We are keeping firmly on our toes with this one, and if we receive further clarity from HMRC that requires updates from us, we’ll implement them into Breww immediately. If any clarification from HMRC requires us to make changes, but we don’t receive this clarification until during August, we will update your existing August figures accordingly if required
Glad to hear how quickly you guys are reacting to what is such a key piece of late information for the inept government.
We have quite a substantial barrel aged programme and as such would like to flag it "with a reason of Conditioning or Maturing " as you mentioned. Can you clarify how we do this please?
However, if you’re planning on leaving the beer in barrels (vessels), this might not work for you, as you likely don’t want to rack it yet. Additionally, our understanding of the regulations is that this beer needs to be ready to sell before the 1st August, not still in the production process (such as conditing/maturing). As such, even if you do rack the beer with a delayed release, you would need to have actually released it for sale before the 1st August.
If you believe our understanding of the regulations to be incorrect, please let us know (with references to the applicable parts of the Excise notice to support your understanding), and we can review. As it stands currently, Breww will only consider beer for the old duty calculations if it’s fully packaged and released for sale before the 1st of August.
In short: you can’t just mark beer that’s not finished being produced as “Conditioning/Maturing” to apply the old duty calculation method.

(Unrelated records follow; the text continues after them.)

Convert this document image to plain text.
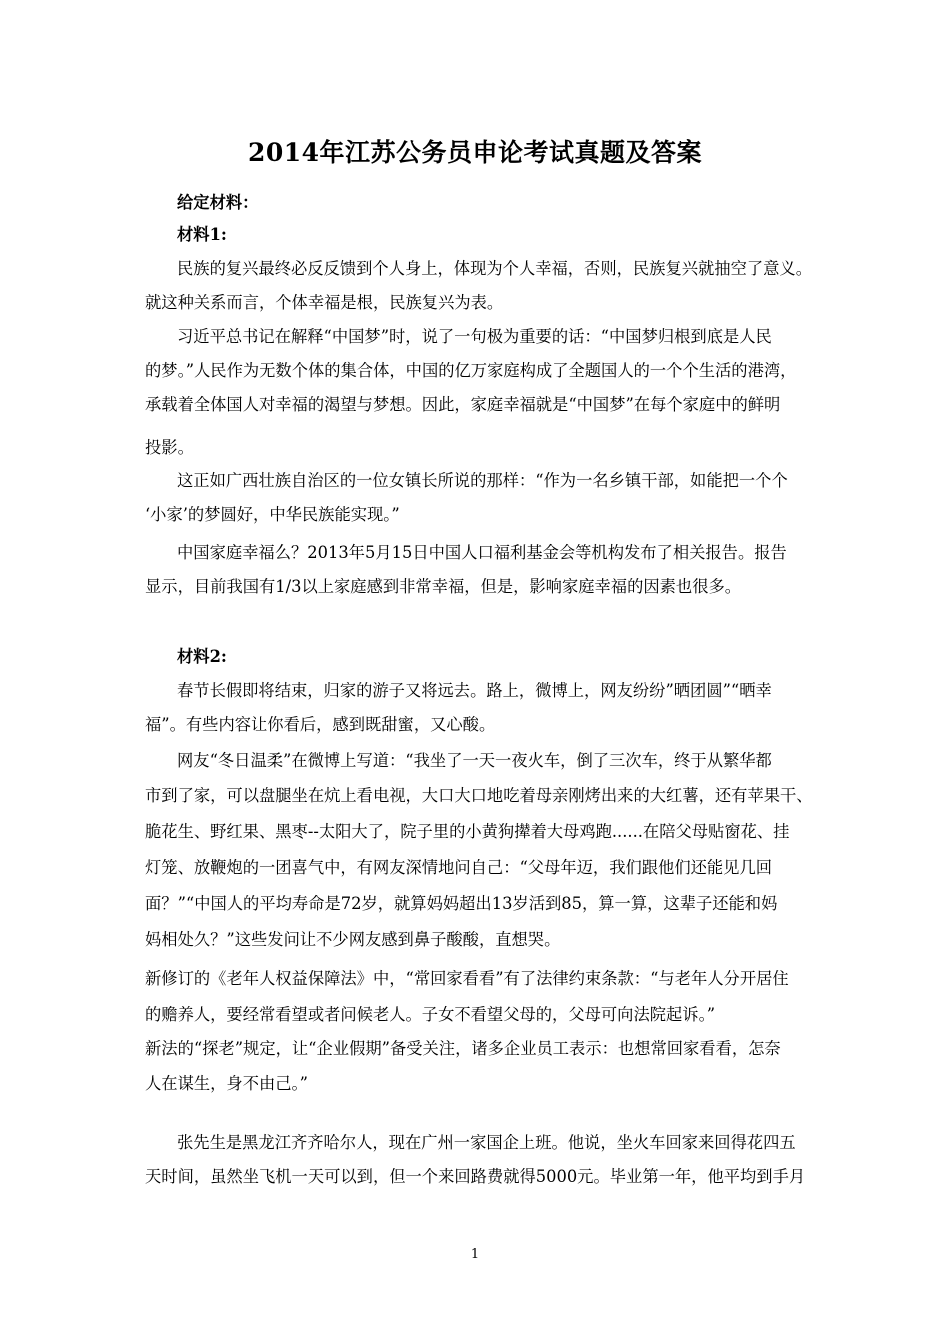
2014年江苏公务员申论考试真题及答案
给定材料：
材料1:
民族的复兴最终必反反馈到个人身上，体现为个人幸福，否则，民族复兴就抽空了意义。
就这种关系而言，个体幸福是根，民族复兴为表。
习近平总书记在解释“中国梦”时，说了一句极为重要的话：“中国梦归根到底是人民
的梦。”人民作为无数个体的集合体，中国的亿万家庭构成了全题国人的一个个生活的港湾，
承载着全体国人对幸福的渴望与梦想。因此，家庭幸福就是“中国梦”在每个家庭中的鲜明
投影。
这正如广西壮族自治区的一位女镇长所说的那样：“作为一名乡镇干部，如能把一个个
‘小家’的梦圆好，中华民族能实现。”
中国家庭幸福么？2013年5月15日中国人口福利基金会等机构发布了相关报告。报告
显示，目前我国有1/3以上家庭感到非常幸福，但是，影响家庭幸福的因素也很多。
材料2:
春节长假即将结束，归家的游子又将远去。路上，微博上，网友纷纷”晒团圆”“晒幸
福”。有些内容让你看后，感到既甜蜜，又心酸。
网友“冬日温柔”在微博上写道：“我坐了一天一夜火车，倒了三次车，终于从繁华都
市到了家，可以盘腿坐在炕上看电视，大口大口地吃着母亲刚烤出来的大红薯，还有苹果干、
脆花生、野红果、黑枣--太阳大了，院子里的小黄狗撵着大母鸡跑......在陪父母贴窗花、挂
灯笼、放鞭炮的一团喜气中，有网友深情地问自己：“父母年迈，我们跟他们还能见几回
面？”“中国人的平均寿命是72岁，就算妈妈超出13岁活到85，算一算，这辈子还能和妈
妈相处久？”这些发问让不少网友感到鼻子酸酸，直想哭。
新修订的《老年人权益保障法》中，“常回家看看”有了法律约束条款：“与老年人分开居住
的赡养人，要经常看望或者问候老人。子女不看望父母的，父母可向法院起诉。”
新法的“探老”规定，让“企业假期”备受关注，诸多企业员工表示：也想常回家看看，怎奈
人在谋生，身不由己。”
张先生是黑龙江齐齐哈尔人，现在广州一家国企上班。他说，坐火车回家来回得花四五
天时间，虽然坐飞机一天可以到，但一个来回路费就得5000元。毕业第一年，他平均到手月
1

I hope this makes sense, but if you need any clarification, please let us know. The new regulations are not as clear as everyone would have liked, to be honest!

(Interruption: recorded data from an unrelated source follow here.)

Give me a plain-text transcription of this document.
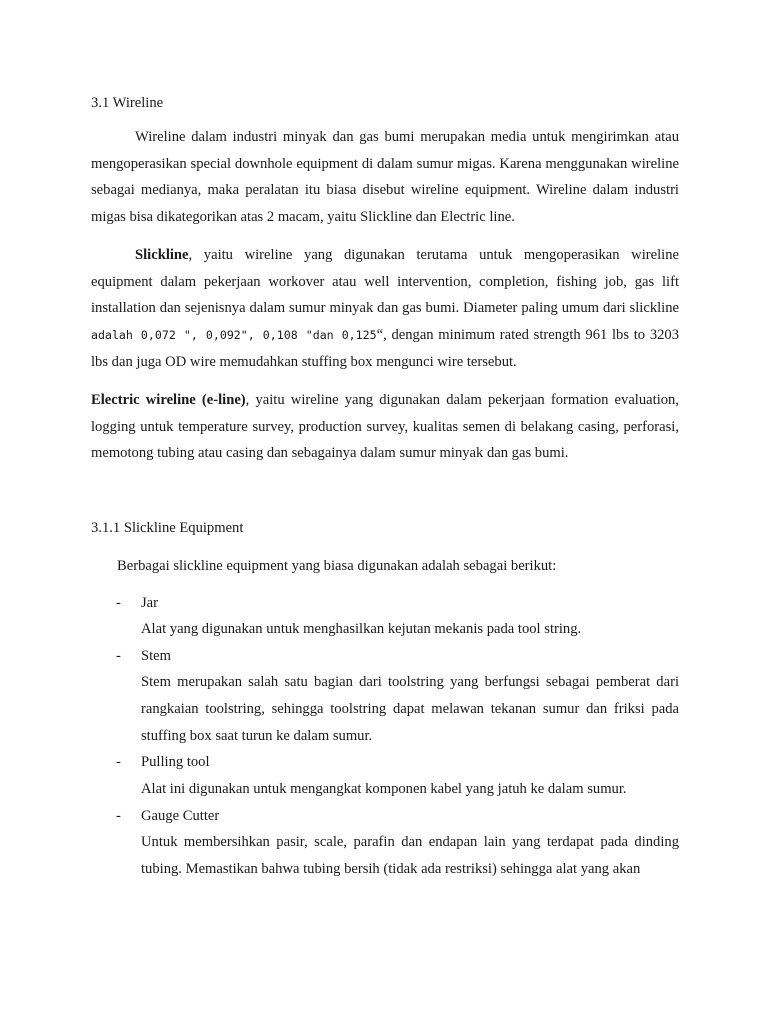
3.1 Wireline

Wireline dalam industri minyak dan gas bumi merupakan media untuk mengirimkan atau mengoperasikan special downhole equipment di dalam sumur migas. Karena menggunakan wireline sebagai medianya, maka peralatan itu biasa disebut wireline equipment. Wireline dalam industri migas bisa dikategorikan atas 2 macam, yaitu Slickline dan Electric line.

Slickline, yaitu wireline yang digunakan terutama untuk mengoperasikan wireline equipment dalam pekerjaan workover atau well intervention, completion, fishing job, gas lift installation dan sejenisnya dalam sumur minyak dan gas bumi. Diameter paling umum dari slickline adalah 0,072 ", 0,092", 0,108 "dan 0,125“, dengan minimum rated strength 961 lbs to 3203 lbs dan juga OD wire memudahkan stuffing box mengunci wire tersebut.

Electric wireline (e-line), yaitu wireline yang digunakan dalam pekerjaan formation evaluation, logging untuk temperature survey, production survey, kualitas semen di belakang casing, perforasi, memotong tubing atau casing dan sebagainya dalam sumur minyak dan gas bumi.

3.1.1 Slickline Equipment
Berbagai slickline equipment yang biasa digunakan adalah sebagai berikut:
-	Jar

Alat yang digunakan untuk menghasilkan kejutan mekanis pada tool string.

-	Stem

Stem merupakan salah satu bagian dari toolstring yang berfungsi sebagai pemberat dari rangkaian toolstring, sehingga toolstring dapat melawan tekanan sumur dan friksi pada stuffing box saat turun ke dalam sumur.

-	Pulling tool

Alat ini digunakan untuk mengangkat komponen kabel yang jatuh ke dalam sumur.

-	Gauge Cutter

Untuk membersihkan pasir, scale, parafin dan endapan lain yang terdapat pada dinding tubing. Memastikan bahwa tubing bersih (tidak ada restriksi) sehingga alat yang akan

We’ve had further news on this! HMRC have made a U-turn on the Small Brewers Relief to Small Producer Relief transition scheme - it will no longer be going ahead.
Frustratingly, we had pushed hard to get this over the line and had successfully implemented this into Breww earlier this week. So everyone using Breww wouldn’t have had any extra admin with the transition scheme and would likely have benefitted from being able to use the old rates for their existing high-strength beer stock.
This means that you might now want to consider “constructively” removing any beer at 8.5% and above to avoid paying the higher duty rate for high-strength beer from the 1st of August. @jack-tavare described the process of how to do this well above:
Hi Adam - HMRC have emailed both us and SIBA regarding it being cancelled, and SIBA have now announced to their members about the change. I would expect that HMRC will update Excise Notice 226 shortly.
Apparently, this scheme has always existed for SBR, but it’s never been applied by the industry (we’ve certainly never seen any mention of it in HMRC’s guidance).
HMRC’s email to us is as below:
Just to update you, the minister has now agreed to a policy change, under which all SPR-eligible goods which pass a duty point on or after 1 August will pay the SPR rates, rather than only those which are produced or imported into the UK on or after 1 August.
We understand that this is how industry has been managing the transition from one SBR year to another for many years, but this is not currently what the legislation says, so we will be amending that today or tomorrow.
Pretty hilarious that they recently changed it to explicitly say that we could still use the small brewers relief scheme then a few days before told a few organisations, but not the people who actually pay the duty, that they were going back on that. (Ex 226 still says that we can use the SBR scheme as of right now)
Anyway, thanks for the update, I will go with the stock location approach.
Will there be an update to the Sellar integration regarding duty relief? Sellar have released an update where the customer can select that they’d like to pay full duty on the order, without duty relief, if they’re a bottleshop/bar etc with a takeaway dispense system. Would be great if this could come be automatically applied in Breww after the order is imported.
Thanks Jack, this Sellar option should be being handled now They hadn’t let us know that they were adding this, so we weren’t able to do this in advance, so any orders before now won’t have had this considered, I’m afraid.
We’ve had a communication through from SIBA that quotes the following:
“The new rate for 2024 only applies to beer produced after 1 February 2024 and not to old stock produced before this date, including beer in duty suspense. Anything produced before 1 February in the previous Small Producer Year will be charged at the brewery’s previous duty level. This means breweries need to manage their stock to record the relevant duty rates and record these different rates when completing the duty return.”
Can we assume that you guys have already done the head scratching on this?